Passport Seva V2.0 (rolled out October 2025 and upgraded in February 2026) runs every uploaded photo through an automated compliance checker. It flags: AI-edited or beauty-filtered photos, generative-AI backgrounds, skin-tone correction, photos under 10 KB or over 250 KB, wrong pixel dimensions, non-white backgrounds, glasses without medical exemption, and any photo where the face isn’t 80–85% of the frame. This tool produces straight Canvas-rendered JPEG output with no filtering, so it doesn’t trigger any alteration flags.
Not since September 1, 2025 — even prescription glasses without glare are now rejected. The only exception is medically required eyewear, and you’ll need to carry a doctor’s certificate to your PSK appointment. Sunglasses and tinted lenses were already banned. For best results, remove all eyewear before taking the photo.
Plain white only. Off-white, cream, light grey, and any patterned background will be flagged by the V2.0 automated checker. Make sure your background is genuinely white in the original photo — this tool fills transparent areas with white, but it cannot change a cream or grey wall to white. The OCI card portal is different: its official FAQ specifies "light colour background, not white," though in practice processors accept white for OCI too.
Yes — there is no studio requirement. Use the rear camera of a smartphone (not the front-facing selfie camera, which distorts faces at arm’s length). Stand in front of a plain white wall in diffuse daylight from a window (avoid direct sun and harsh overhead light). Have someone else take the photo from about 1.5 metres away. Then crop using this tool’s face-guide overlay.
No — all processing happens entirely in your browser using the Canvas API. Your photo never leaves your device. You can verify this by disconnecting from the internet after the page loads — the tool continues to work offline. Most "free" online resizers upload your photo to their servers, where it can be logged or retained.
No — OCI uses a different spec. OCI requires a 51×51 mm (2×2 inch) square photo at 200×200 to 900×900 pixels, maximum 200 KB. The official OCI FAQ specifies a "light colour background, not white" — though in practice VFS/BLS processors accept white. This tool is configured for the Indian passport spec (35×45 mm, 630×810 px). For OCI, you need a separate square-format tool.
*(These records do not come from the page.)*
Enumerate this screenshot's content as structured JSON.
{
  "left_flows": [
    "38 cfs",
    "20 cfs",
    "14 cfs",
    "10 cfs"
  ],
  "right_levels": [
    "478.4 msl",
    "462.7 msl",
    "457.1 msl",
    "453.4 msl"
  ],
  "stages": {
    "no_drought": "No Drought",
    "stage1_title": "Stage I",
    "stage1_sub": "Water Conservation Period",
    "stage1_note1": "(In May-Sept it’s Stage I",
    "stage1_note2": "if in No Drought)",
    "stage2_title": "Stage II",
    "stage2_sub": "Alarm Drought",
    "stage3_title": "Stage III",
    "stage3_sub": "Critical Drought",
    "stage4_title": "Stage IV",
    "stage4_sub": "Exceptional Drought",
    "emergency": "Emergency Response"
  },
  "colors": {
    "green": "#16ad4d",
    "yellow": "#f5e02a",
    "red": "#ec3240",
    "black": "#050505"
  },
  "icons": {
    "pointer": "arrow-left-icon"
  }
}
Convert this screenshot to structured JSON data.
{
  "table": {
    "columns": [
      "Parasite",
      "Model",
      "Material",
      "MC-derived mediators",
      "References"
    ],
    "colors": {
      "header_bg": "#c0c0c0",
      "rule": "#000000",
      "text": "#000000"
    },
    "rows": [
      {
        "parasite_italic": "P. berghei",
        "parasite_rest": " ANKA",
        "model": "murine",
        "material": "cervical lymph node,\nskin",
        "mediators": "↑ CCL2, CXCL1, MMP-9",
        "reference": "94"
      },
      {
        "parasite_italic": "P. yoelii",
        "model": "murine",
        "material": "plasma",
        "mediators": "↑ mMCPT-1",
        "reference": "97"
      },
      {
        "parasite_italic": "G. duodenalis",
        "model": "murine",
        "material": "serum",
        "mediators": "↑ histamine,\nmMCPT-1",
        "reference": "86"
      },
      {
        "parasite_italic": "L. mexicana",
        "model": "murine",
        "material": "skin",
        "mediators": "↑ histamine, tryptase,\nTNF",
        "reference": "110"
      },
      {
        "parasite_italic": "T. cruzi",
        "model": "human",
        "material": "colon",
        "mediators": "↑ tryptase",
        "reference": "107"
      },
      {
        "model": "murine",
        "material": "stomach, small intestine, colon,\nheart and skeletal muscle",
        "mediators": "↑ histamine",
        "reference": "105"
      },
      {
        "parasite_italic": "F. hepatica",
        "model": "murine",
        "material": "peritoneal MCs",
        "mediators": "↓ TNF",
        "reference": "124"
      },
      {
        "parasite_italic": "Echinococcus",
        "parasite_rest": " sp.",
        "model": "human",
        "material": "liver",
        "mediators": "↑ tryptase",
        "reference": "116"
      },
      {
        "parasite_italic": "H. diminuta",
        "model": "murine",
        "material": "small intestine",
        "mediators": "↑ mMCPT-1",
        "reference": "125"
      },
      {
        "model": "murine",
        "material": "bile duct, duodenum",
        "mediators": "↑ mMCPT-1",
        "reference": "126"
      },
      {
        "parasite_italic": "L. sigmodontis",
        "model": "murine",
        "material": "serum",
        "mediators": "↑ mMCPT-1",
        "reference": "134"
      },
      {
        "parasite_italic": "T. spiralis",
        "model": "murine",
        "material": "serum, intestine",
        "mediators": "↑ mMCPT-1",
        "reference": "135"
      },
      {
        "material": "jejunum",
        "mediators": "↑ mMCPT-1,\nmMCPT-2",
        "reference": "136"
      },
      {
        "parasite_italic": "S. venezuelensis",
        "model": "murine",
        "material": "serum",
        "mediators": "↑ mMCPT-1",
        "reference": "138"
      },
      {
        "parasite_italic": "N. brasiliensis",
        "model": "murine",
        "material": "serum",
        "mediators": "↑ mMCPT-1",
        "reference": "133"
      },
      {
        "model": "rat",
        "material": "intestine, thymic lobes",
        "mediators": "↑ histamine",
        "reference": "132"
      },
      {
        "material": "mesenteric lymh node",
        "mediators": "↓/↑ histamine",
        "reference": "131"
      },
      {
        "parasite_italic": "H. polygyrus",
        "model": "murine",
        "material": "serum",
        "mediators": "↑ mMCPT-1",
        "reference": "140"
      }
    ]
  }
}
No — Tatkal uses the same 35×45 mm, 630×810 px, plain-white-background spec as a normal application. The only difference is processing speed and additional documentation requirements. Carry two printed copies of the 35×45 mm photo to your PSK appointment, same as a normal application.
Children under 4 years submit physical photos only — no live capture at the PSK. The standard 35×45 mm white-background rules still apply, but eye and expression requirements are explicitly relaxed for babies under 1 year (per the MEA Minor Photo Guidelines). Parents, toys, chairs, and pacifiers must not appear in the frame. Children aged 4–18 still have their photo captured live at the PSK on appointment day.
Yes. Adults need to carry two printed 35×45 mm copies to the PSK appointment, even though Counter A captures a fresh live photo on the day. The printed copies are backup if the live capture fails and are also requested during police verification. Print the resized output from this tool on standard photo paper at 35×45 mm — the actual passport booklet uses the live PSK capture, not your uploaded or printed photo.
No — every country has a different spec. The US visa is 2×2 inch (51×51 mm) square. The UK visa allows 35×45 mm but on a light grey background (not white). Schengen uses 35×45 mm with a light/grey background. UAE accepts 35×45 mm with wider tolerances. This tool’s output (35×45 mm, 630×810 px, plain white background) is designed specifically for the Indian Passport Seva portal.